It's been fifty years since Harper Lee published her seminal novel, To Kill a Mockingbird and I watched an excellent documentary about the author, the book and its influence on BBC4 the other week.

Do I admit to knowing the book only through the film with that powerful performance by Gregory Peck? (Interesting - or maybe thank goodness - there hasn't been a re-make). I used to see a lot of films - I am more selective and less tolerant these days - yet it is scenes from certain ones, such as To Kill a Mockingbird - which still have the force to flicker into my brain as if I had viewed them only yesterday.

Though, according to the documentary, Harper Lee had set out to be a writer and was, by all accounts, a good and a focused one, To Kill a Mockingbird was the only book she ever wrote. After its publication and the storm that produced, she stopped writing (at least for a public audience). "I've said all I have to say, why say more?" was apparently her explanation.

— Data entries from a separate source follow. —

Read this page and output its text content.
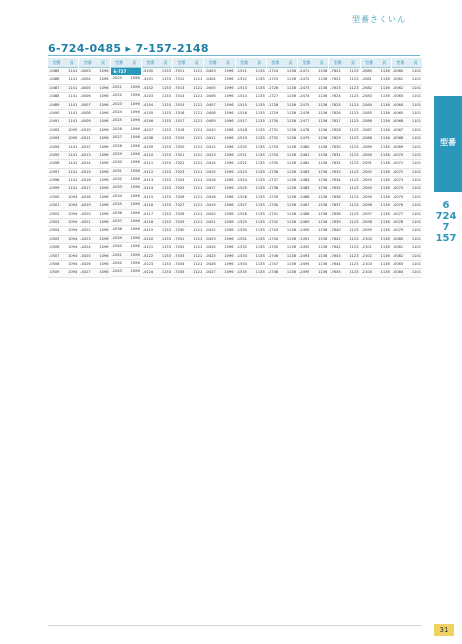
型番さくいん
6-724-0485 ▸ 7-157-2148
型番
6
724
7
157
型番 頁
-0485 1141
-0486 1141
-0487 1141
-0488 1141
-0489 1141
-0490 1141
-0491 1141
-0492 1095
-0493 1095
-0494 1141
-0495 1141
-0496 1141
-0497 1141
-0498 1141
-0499 1141
-0500 1094
-0501 1094
-0502 1094
-0503 1094
-0504 1094
-0505 1094
-0506 1094
-0507 1094
-0508 1094
-0509 1094
型番 頁
-4003 1096
-4004 1096
-4005 1096
-4006 1096
-4007 1096
-4008 1096
-4009 1096
-4010 1096
-4011 1096
-4012 1096
-4013 1096
-4014 1096
-4015 1096
-4016 1096
-4017 1096
-4018 1096
-4019 1096
-4020 1096
-4021 1096
-4022 1096
-4023 1096
-4024 1096
-4025 1096
-4026 1096
-4027 1096
型番 頁
6-727
-2020 1096
-2021 1096
-2022 1096
-2023 1096
-2024 1096
-2025 1096
-2026 1096
-2027 1096
-2028 1096
-2029 1096
-2030 1096
-2031 1096
-2032 1096
-2033 1096
-2034 1096
-2035 1096
-2036 1096
-2037 1096
-2038 1096
-2039 1096
-2040 1096
-2041 1096
-2042 1096
-2043 1096
型番 頁
-4100 1153
-4101 1153
-4102 1153
-4103 1153
-4104 1153
-4105 1153
-4106 1153
-4107 1153
-4108 1153
-4109 1153
-4110 1153
-4111 1153
-4112 1153
-4113 1153
-4114 1153
-4115 1153
-4116 1153
-4117 1153
-4118 1153
-4119 1153
-4120 1153
-4121 1153
-4122 1153
-4123 1153
-4124 1153
型番 頁
-7011 1121
-7012 1121
-7013 1121
-7014 1121
-7015 1121
-7016 1121
-7017 1121
-7018 1121
-7019 1121
-7020 1121
-7021 1121
-7022 1121
-7023 1121
-7024 1121
-7025 1121
-7026 1121
-7027 1121
-7028 1121
-7029 1121
-7030 1121
-7031 1121
-7032 1121
-7033 1121
-7034 1121
-7035 1121
型番 頁
-0403 1096
-0404 1096
-0405 1096
-0406 1096
-0407 1096
-0408 1096
-0409 1096
-0410 1096
-0411 1096
-0412 1096
-0413 1096
-0414 1096
-0415 1096
-0416 1096
-0417 1096
-0418 1096
-0419 1096
-0420 1096
-0421 1096
-0422 1096
-0423 1096
-0424 1096
-0425 1096
-0426 1096
-0427 1096
型番 頁
-1511 1135
-1512 1135
-1513 1135
-1514 1135
-1515 1135
-1516 1135
-1517 1135
-1518 1135
-1519 1135
-1520 1135
-1521 1135
-1522 1135
-1523 1135
-1524 1135
-1525 1135
-1526 1135
-1527 1135
-1528 1135
-1529 1135
-1530 1135
-1531 1135
-1532 1135
-1533 1135
-1534 1135
-1535 1135
型番 頁
-1724 1136
-1725 1136
-1726 1136
-1727 1136
-1728 1136
-1729 1136
-1730 1136
-1731 1136
-1732 1136
-1733 1136
-1734 1136
-1735 1136
-1736 1136
-1737 1136
-1738 1136
-1739 1136
-1740 1136
-1741 1136
-1742 1136
-1743 1136
-1744 1136
-1745 1136
-1746 1136
-1747 1136
-1748 1136
型番 頁
-2471 1136
-2472 1136
-2473 1136
-2474 1136
-2475 1136
-2476 1136
-2477 1136
-2478 1136
-2479 1136
-2480 1136
-2481 1136
-2482 1136
-2483 1136
-2484 1136
-2485 1136
-2486 1136
-2487 1136
-2488 1136
-2489 1136
-2490 1136
-2491 1136
-2492 1136
-2493 1136
-2494 1136
-2495 1136
型番 頁
-7621 1123
-7622 1123
-7623 1123
-7624 1123
-7625 1123
-7626 1123
-7627 1123
-7628 1123
-7629 1123
-7630 1123
-7631 1123
-7632 1123
-7633 1123
-7634 1123
-7635 1123
-7636 1123
-7637 1123
-7638 1123
-7639 1123
-7640 1123
-7641 1123
-7642 1123
-7643 1123
-7644 1123
-7645 1123
型番 頁
-2080 1136
-2081 1136
-2082 1136
-2083 1136
-2084 1136
-2085 1136
-2086 1136
-2087 1136
-2088 1136
-2089 1136
-2090 1136
-2091 1136
-2092 1136
-2093 1136
-2094 1136
-2095 1136
-2096 1136
-2097 1136
-2098 1136
-2099 1136
-2100 1136
-2101 1136
-2102 1136
-2103 1136
-2104 1136
型番 頁
-0060 1101
-0061 1101
-0062 1101
-0063 1101
-0064 1101
-0065 1101
-0066 1101
-0067 1101
-0068 1101
-0069 1101
-0070 1101
-0071 1101
-0072 1101
-0073 1101
-0074 1101
-0075 1101
-0076 1101
-0077 1101
-0078 1101
-0079 1101
-0080 1101
-0081 1101
-0082 1101
-0083 1101
-0084 1101
31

This is not a sentiment I can quite get my head round. Not only do I feel I need to keep repeating myself - is anybody listening anyway? - but I also feel I have more and more to say the more I write. And what about the process of writing? The pure joy and satisfaction of taking and distilling an experience, a feeling, an idea, into words and sharing that? I can't imagine that ever becoming stale for me.

Still, I have never, up to now, experienced the sudden and phenomenal - perhaps over-whelming - critical success Harper Lee did. Perhaps, in some ways, I've been lucky as, at least, I've been left with my writing.